The game had opened a local viewing port at the end of their industrial block. Sam's finger hovered over the block lettered "SUBSCRIBE" below the 7:45 AM time slot. He glanced at Max's door, and pressed.
He pulled on his deep gray jacket and headed out into the white sky day.
He made it to the game vestibule. There was a woman emerging from behind what looked like a photo booth curtain, tears in her eyes. She scuffled away, muttering to herself about how life was indeed not what she thought it might have been. Sam ignored this, as he knew that (like most things) maybe he was not supposed to hear it. He did not look back again when he heard the woman pick up her pace to a panicked run.
Sam pulled back what he did not know to be a red curtain, to sit on what he did not know was a primary-blue plastic bench. He loaded up the game by pressing one simple gray button in the middle of the screen.
Sam's world exploded into color. He didn't have the words. Only the eyes for it. His eyes made words in his mind, made images in his mind that buzzed and trilled and spun.

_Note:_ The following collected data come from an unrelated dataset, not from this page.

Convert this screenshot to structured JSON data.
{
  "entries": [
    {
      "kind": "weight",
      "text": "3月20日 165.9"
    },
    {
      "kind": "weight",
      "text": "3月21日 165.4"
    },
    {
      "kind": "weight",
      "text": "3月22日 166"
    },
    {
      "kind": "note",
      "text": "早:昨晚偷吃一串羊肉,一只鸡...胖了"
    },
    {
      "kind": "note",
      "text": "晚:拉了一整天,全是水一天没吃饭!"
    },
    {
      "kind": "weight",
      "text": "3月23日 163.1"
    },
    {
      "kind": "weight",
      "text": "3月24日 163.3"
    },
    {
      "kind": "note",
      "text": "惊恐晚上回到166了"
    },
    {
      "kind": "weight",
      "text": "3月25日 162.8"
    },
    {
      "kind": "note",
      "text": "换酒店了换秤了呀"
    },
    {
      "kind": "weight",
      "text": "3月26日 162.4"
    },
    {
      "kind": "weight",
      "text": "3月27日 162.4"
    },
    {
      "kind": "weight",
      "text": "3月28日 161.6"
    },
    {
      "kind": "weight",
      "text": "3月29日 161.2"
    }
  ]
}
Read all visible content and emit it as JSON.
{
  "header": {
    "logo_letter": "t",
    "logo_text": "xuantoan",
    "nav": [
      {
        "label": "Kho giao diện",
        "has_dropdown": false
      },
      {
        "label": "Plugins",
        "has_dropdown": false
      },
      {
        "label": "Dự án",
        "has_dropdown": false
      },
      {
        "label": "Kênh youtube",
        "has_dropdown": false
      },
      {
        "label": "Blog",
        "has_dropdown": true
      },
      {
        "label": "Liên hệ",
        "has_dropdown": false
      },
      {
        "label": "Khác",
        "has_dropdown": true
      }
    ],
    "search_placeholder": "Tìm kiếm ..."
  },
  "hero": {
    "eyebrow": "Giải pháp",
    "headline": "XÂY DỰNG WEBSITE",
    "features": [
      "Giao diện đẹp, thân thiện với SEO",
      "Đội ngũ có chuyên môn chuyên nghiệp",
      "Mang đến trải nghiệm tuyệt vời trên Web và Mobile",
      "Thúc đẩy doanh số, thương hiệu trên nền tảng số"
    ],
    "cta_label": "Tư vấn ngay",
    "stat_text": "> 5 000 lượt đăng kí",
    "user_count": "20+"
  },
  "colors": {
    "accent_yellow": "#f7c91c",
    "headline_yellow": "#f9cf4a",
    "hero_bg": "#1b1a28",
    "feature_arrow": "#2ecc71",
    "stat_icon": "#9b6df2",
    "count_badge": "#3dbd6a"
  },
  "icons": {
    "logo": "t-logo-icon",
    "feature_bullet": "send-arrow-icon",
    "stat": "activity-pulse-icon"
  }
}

When it was over, Sam pulled back what he knew was a rich red curtain. He couldn't see it, but he knew it was fiercely red and worth seeing.
He shuffled back towards his home, where he wondered if Max was in his room at all.
He began to pick up his pace, running full tilt, tripping over his own feet.
As he passed the spot he had last seen the woman, he saw she had left one white shoe behind before leaping into the gray sea below. Sam shook his head fiercely, and also understood. The game was killer, it was beyond his world, beyond her world. He looked back at his apartment, and knew Max wasn't in his room.
--
Phew man, that was 25 minutes. 20 min is hard to write a decent anything--but a good length of time to not overthink it! Not mythical, not original, pretty bland, but is something!! Thank you Madeleine!